“Lalu pada bulan Februari muncul lagi pernyataan bahwa masyarakat meminta pengalihan trase jalan tol ke lokasi lain karena dikhawatirkan akan melalui perkampungan padat penduduk, situs budaya dan lain sebagainya,” katanya.
Atas terjadinya tarik ulur yang cukup panjang, rumit dan melelahkan itu, usai berdiskusi dengan Jakarta, Pemprov Sumbat akhirnya memutuskan agar pembangunan jalan tol di stage satu di skip atau ditinggalkan sementara.Namun pengerjaan stage dua dan tiga tetap berjalan.
Berkaitan dengan opsi pengalihan trase yang disampaikan sejak awal oleh masyarakat terdampak yang mengatasnamakan Format Limapuluh Kota, menurut Era Sukma opsi pengalihan cukup sulit untuk diwujudkan.
“Rencana trase yang ada sekarang itu adalah trase yang paling alternatif secara teknis, Namun persoalannya, sampai saat ini kita belum mengetahui daerah mana saja yang akan dilewati tol. Selama ini kita masih belum bisa masuk, mengukur saja tidak bisa.
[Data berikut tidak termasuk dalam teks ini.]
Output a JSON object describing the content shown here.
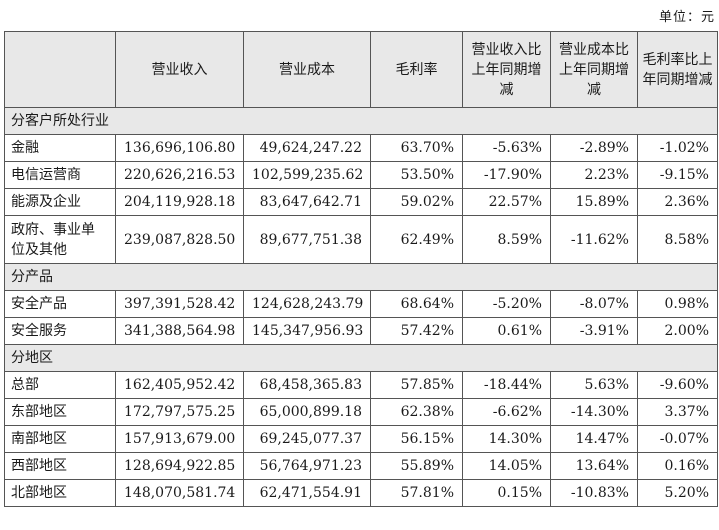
{
  "unit_label": "单位：元",
  "headers": [
    "",
    "营业收入",
    "营业成本",
    "毛利率",
    "营业收入比上年同期增减",
    "营业成本比上年同期增减",
    "毛利率比上年同期增减"
  ],
  "sections": [
    {
      "title": "分客户所处行业",
      "rows": [
        [
          "金融",
          "136,696,106.80",
          "49,624,247.22",
          "63.70%",
          "-5.63%",
          "-2.89%",
          "-1.02%"
        ],
        [
          "电信运营商",
          "220,626,216.53",
          "102,599,235.62",
          "53.50%",
          "-17.90%",
          "2.23%",
          "-9.15%"
        ],
        [
          "能源及企业",
          "204,119,928.18",
          "83,647,642.71",
          "59.02%",
          "22.57%",
          "15.89%",
          "2.36%"
        ],
        [
          "政府、事业单位及其他",
          "239,087,828.50",
          "89,677,751.38",
          "62.49%",
          "8.59%",
          "-11.62%",
          "8.58%"
        ]
      ]
    },
    {
      "title": "分产品",
      "rows": [
        [
          "安全产品",
          "397,391,528.42",
          "124,628,243.79",
          "68.64%",
          "-5.20%",
          "-8.07%",
          "0.98%"
        ],
        [
          "安全服务",
          "341,388,564.98",
          "145,347,956.93",
          "57.42%",
          "0.61%",
          "-3.91%",
          "2.00%"
        ]
      ]
    },
    {
      "title": "分地区",
      "rows": [
        [
          "总部",
          "162,405,952.42",
          "68,458,365.83",
          "57.85%",
          "-18.44%",
          "5.63%",
          "-9.60%"
        ],
        [
          "东部地区",
          "172,797,575.25",
          "65,000,899.18",
          "62.38%",
          "-6.62%",
          "-14.30%",
          "3.37%"
        ],
        [
          "南部地区",
          "157,913,679.00",
          "69,245,077.37",
          "56.15%",
          "14.30%",
          "14.47%",
          "-0.07%"
        ],
        [
          "西部地区",
          "128,694,922.85",
          "56,764,971.23",
          "55.89%",
          "14.05%",
          "13.64%",
          "0.16%"
        ],
        [
          "北部地区",
          "148,070,581.74",
          "62,471,554.91",
          "57.81%",
          "0.15%",
          "-10.83%",
          "5.20%"
        ]
      ]
    }
  ]
}
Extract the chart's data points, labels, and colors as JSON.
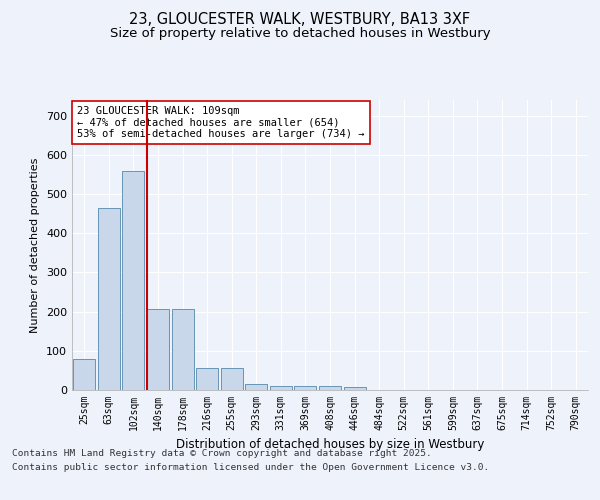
{
  "title_line1": "23, GLOUCESTER WALK, WESTBURY, BA13 3XF",
  "title_line2": "Size of property relative to detached houses in Westbury",
  "xlabel": "Distribution of detached houses by size in Westbury",
  "ylabel": "Number of detached properties",
  "categories": [
    "25sqm",
    "63sqm",
    "102sqm",
    "140sqm",
    "178sqm",
    "216sqm",
    "255sqm",
    "293sqm",
    "331sqm",
    "369sqm",
    "408sqm",
    "446sqm",
    "484sqm",
    "522sqm",
    "561sqm",
    "599sqm",
    "637sqm",
    "675sqm",
    "714sqm",
    "752sqm",
    "790sqm"
  ],
  "bar_heights": [
    80,
    465,
    560,
    207,
    207,
    57,
    57,
    15,
    10,
    10,
    10,
    7,
    0,
    0,
    0,
    0,
    0,
    0,
    0,
    0,
    0
  ],
  "bar_color": "#c8d8ea",
  "bar_edge_color": "#5588aa",
  "ylim": [
    0,
    740
  ],
  "yticks": [
    0,
    100,
    200,
    300,
    400,
    500,
    600,
    700
  ],
  "vline_position": 2.55,
  "vline_color": "#cc0000",
  "annotation_text": "23 GLOUCESTER WALK: 109sqm\n← 47% of detached houses are smaller (654)\n53% of semi-detached houses are larger (734) →",
  "footer_line1": "Contains HM Land Registry data © Crown copyright and database right 2025.",
  "footer_line2": "Contains public sector information licensed under the Open Government Licence v3.0.",
  "bg_color": "#eef2fb",
  "grid_color": "#ffffff",
  "title_fontsize": 10.5,
  "subtitle_fontsize": 9.5,
  "annotation_fontsize": 7.5,
  "footer_fontsize": 6.8,
  "ylabel_fontsize": 8,
  "xlabel_fontsize": 8.5,
  "tick_fontsize": 7
}
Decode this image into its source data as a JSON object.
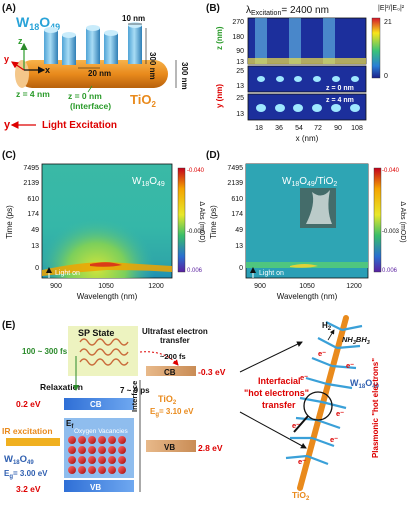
{
  "panel_a": {
    "label": "(A)",
    "w18o49": "W",
    "w18o49_sub": "18",
    "w18o49_o": "O",
    "w18o49_sub2": "49",
    "d10": "10 nm",
    "d300": "300 nm",
    "d300b": "300 nm",
    "d20": "20 nm",
    "z4": "z = 4 nm",
    "z0": "z = 0 nm",
    "interface": "(Interface)",
    "tio2": "TiO",
    "tio2_sub": "2",
    "axis_z": "z",
    "axis_x": "x",
    "axis_y": "y",
    "light": "y",
    "light_text": "Light Excitation"
  },
  "panel_b": {
    "label": "(B)",
    "title": "λ",
    "title_sub": "Excitation",
    "title_val": "= 2400 nm",
    "cb_title": "|E|²/|E₀|²",
    "cb_max": "21",
    "cb_min": "0",
    "ylabel_z": "z (nm)",
    "ylabel_y": "y (nm)",
    "yticks_top": [
      "270",
      "180",
      "90",
      "13"
    ],
    "yticks_mid": [
      "25",
      "13"
    ],
    "yticks_bot": [
      "25",
      "13"
    ],
    "xlabel": "x (nm)",
    "xticks": [
      "18",
      "36",
      "54",
      "72",
      "90",
      "108"
    ],
    "tag_z0": "z = 0 nm",
    "tag_z4": "z = 4 nm"
  },
  "panel_c": {
    "label": "(C)",
    "material": "W",
    "material_sub": "18",
    "material_o": "O",
    "material_sub2": "49",
    "ylabel": "Time (ps)",
    "yticks": [
      "7495",
      "2139",
      "610",
      "174",
      "49",
      "13",
      "0"
    ],
    "xlabel": "Wavelength (nm)",
    "xticks": [
      "900",
      "1050",
      "1200"
    ],
    "cb_label": "Δ Abs (mOD)",
    "cb_ticks": [
      "-0.040",
      "-0.003",
      "0.006"
    ],
    "light_on": "Light on"
  },
  "panel_d": {
    "label": "(D)",
    "material": "W",
    "material_sub": "18",
    "material_o": "O",
    "material_sub2": "49",
    "material_tail": "/TiO",
    "material_sub3": "2",
    "ylabel": "Time (ps)",
    "yticks": [
      "7495",
      "2139",
      "610",
      "174",
      "49",
      "13",
      "0"
    ],
    "xlabel": "Wavelength (nm)",
    "xticks": [
      "900",
      "1050",
      "1200"
    ],
    "cb_label": "Δ Abs (mOD)",
    "cb_ticks": [
      "-0.040",
      "-0.003",
      "0.006"
    ],
    "light_on": "Light on"
  },
  "panel_e": {
    "label": "(E)",
    "sp_state": "SP State",
    "ultrafast": "Ultrafast electron",
    "transfer": "transfer",
    "t200": "~200 fs",
    "t100": "100 ~ 300 fs",
    "relaxation": "Relaxation",
    "cb": "CB",
    "cb_tio2": "CB",
    "ef": "E",
    "ef_sub": "f",
    "t7": "7 ~ 9 ps",
    "interface": "Interface",
    "tio2": "TiO",
    "tio2_sub": "2",
    "eg_tio2": "E",
    "eg_tio2_sub": "g",
    "eg_tio2_val": "= 3.10 eV",
    "v02": "0.2 eV",
    "vm03": "-0.3 eV",
    "ir": "IR excitation",
    "w": "W",
    "w_sub": "18",
    "w_o": "O",
    "w_sub2": "49",
    "eg_w": "E",
    "eg_w_sub": "g",
    "eg_w_val": "= 3.00 eV",
    "vacancies": "Oxygen Vacancies",
    "vb": "VB",
    "vb_tio2": "VB",
    "v28": "2.8 eV",
    "v32": "3.2 eV",
    "interfacial": "Interfacial",
    "hot": "\"hot electrons\"",
    "hot_transfer": "transfer",
    "h2": "H",
    "h2_sub": "2",
    "nh3bh3": "NH",
    "nh3bh3_sub": "3",
    "nh3bh3_b": "BH",
    "nh3bh3_sub2": "3",
    "w18o49_r": "W",
    "w18o49_r_sub": "18",
    "w18o49_r_o": "O",
    "w18o49_r_sub2": "49",
    "plasmonic": "Plasmonic \"hot electrons\"",
    "tio2_r": "TiO",
    "tio2_r_sub": "2",
    "eminus": "e⁻"
  }
}
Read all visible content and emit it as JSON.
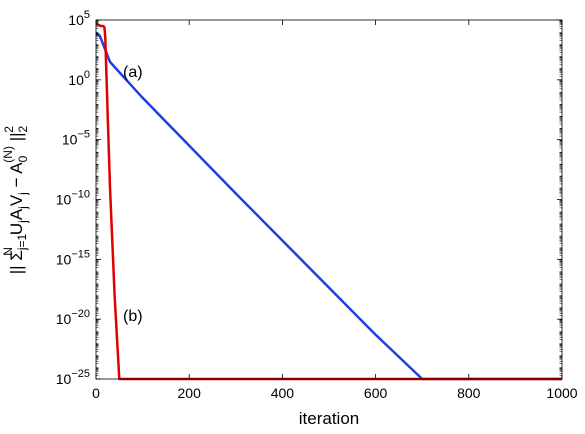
{
  "chart_data": {
    "type": "line",
    "xlabel": "iteration",
    "ylabel": "|| Σ_{j=1}^{N} U_j A_j V_j − A_0^{(N)} ||_2^2",
    "ylabel_parts": {
      "open": "|| Σ",
      "sub_sum": "j=1",
      "sup_sum": "N",
      "u": "U",
      "sub_u": "j",
      "a": "A",
      "sub_a": "j",
      "v": "V",
      "sub_v": "j",
      "minus": " − A",
      "sub_a0": "0",
      "sup_a0": "(N)",
      "close": " ||",
      "sub_norm": "2",
      "sup_norm": "2"
    },
    "xlim": [
      0,
      1000
    ],
    "ylim_exponent": [
      -25,
      5
    ],
    "yscale": "log",
    "x_ticks": [
      "0",
      "200",
      "400",
      "600",
      "800",
      "1000"
    ],
    "y_tick_base": "10",
    "y_tick_exponents": [
      "5",
      "0",
      "−5",
      "−10",
      "−15",
      "−20",
      "−25"
    ],
    "grid": false,
    "legend": "none",
    "annotations": [
      "(a)",
      "(b)"
    ],
    "series": [
      {
        "color": "#1f3fe0",
        "x": [
          0,
          8,
          15,
          30,
          60,
          100,
          150,
          300,
          450,
          600,
          700,
          750,
          770,
          780,
          800,
          900,
          1000
        ],
        "log10_y": [
          3.9,
          3.7,
          3.0,
          1.5,
          0.2,
          -1.5,
          -3.5,
          -9.5,
          -15.4,
          -21.3,
          -25.3,
          -27.2,
          -27.9,
          -28.1,
          -28.2,
          -28.2,
          -28.2
        ]
      },
      {
        "color": "#e00000",
        "x": [
          0,
          10,
          15,
          18,
          20,
          25,
          30,
          40,
          50,
          55,
          60,
          80,
          100,
          200,
          500,
          800,
          1000
        ],
        "log10_y": [
          4.7,
          4.5,
          4.5,
          4.4,
          3.5,
          -3.0,
          -9.0,
          -18.0,
          -25.0,
          -26.2,
          -26.5,
          -26.6,
          -26.6,
          -26.6,
          -26.5,
          -26.5,
          -26.5
        ]
      }
    ]
  }
}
Sementara masyarakat terus bertanya-tanya,” jelas dia.
Ia mengungkapkan, pihaknya telah meminta agar Bupati Limapuluh Kota segera memanggil pihak KAN. Minimal pihak KAN bisa meminta agar masyarakat menerima dulu proses sosialisasi yang akan dilakukan oleh JICA dan kontraktor.
“Jika sosialisasi telah dilakukan, masyarakat terdampak masih berhak untuk melakukan penolakan setelah dilakukan pengukuran. Namun berdasarkan undang-undang akan ada ganti rugi yang dititipkan ke pengadilan atau Konsinyasi,” ucapnya menjelaskan.